PhD to be investigated amid further suspicion of research misconduct

Imperial College London has announced it is reviewing the award of a PhD to a former student after it emerged that the paper that formed the basis of his thesis is to be retracted.

August 26, 2011

Jatinder Ahluwalia is first author on the 2003 paper, “Activation of capsaicin-sensitive primary sensory neurons induces anandamide production and release”.

The Retraction Watch website reported this week that the Journal of Neurochemistry has agreed to a request by Dr Ahluwalia’s fellow authors to retract the paper after his former supervisor, Istvan Nagy, was unable to replicate his findings.

The paper had already been corrected in July 2010 on the basis of a supposed typo in the stated concentration of anandamide released by the neurons.

Last year a Nature paper written while Dr Ahluwalia was a postdoctoral researcher at University College London was retracted by his former boss, Anthony Segal, after a UCL committee found that he had manipulated his results and had probably interfered with colleagues’ experiments to cover his tracks. Dr Ahluwalia was first author of the paper.

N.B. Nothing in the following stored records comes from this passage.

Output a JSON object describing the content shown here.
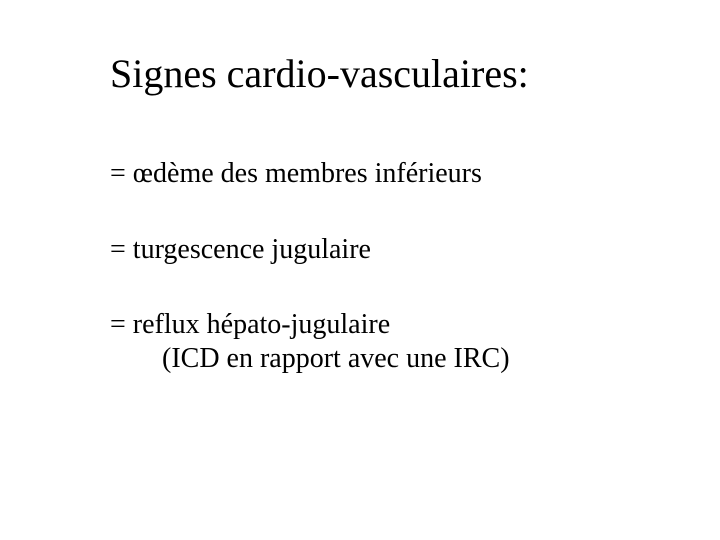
{
  "slide": {
    "title": "Signes cardio-vasculaires:",
    "items": [
      {
        "text": "= œdème des membres inférieurs"
      },
      {
        "text": "= turgescence jugulaire"
      },
      {
        "text": "= reflux hépato-jugulaire",
        "sub": "(ICD en rapport avec une IRC)"
      }
    ],
    "colors": {
      "background": "#ffffff",
      "text": "#000000"
    },
    "typography": {
      "title_fontsize": 40,
      "item_fontsize": 28,
      "font_family": "Times New Roman"
    }
  }
}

It subsequently emerged that Dr Ahluwalia had been dismissed from the University of Cambridge’s PhD programme in 1997 after his supervisor suspected him of faking results.

In July he left the University of East London, where he had been a senior lecturer in pharmacology, following an internal investigation.

Imperial will convene a panel to review the award of his PhD in accordance with its policy for investigating allegations of research misconduct.

A spokesman for the university confirmed that the findings of the retracted paper formed the basis of Dr Ahluwalia’s PhD thesis.

“The college has therefore written to Dr Ahluwalia to notify him that it believes it has grounds to investigate the validity of the data in his PhD.

“It will be convening a panel to review the award in accordance with its policy for investigating allegations of research misconduct,” he said.

The spokesman was unable to give any indication about the timescale of the investigation.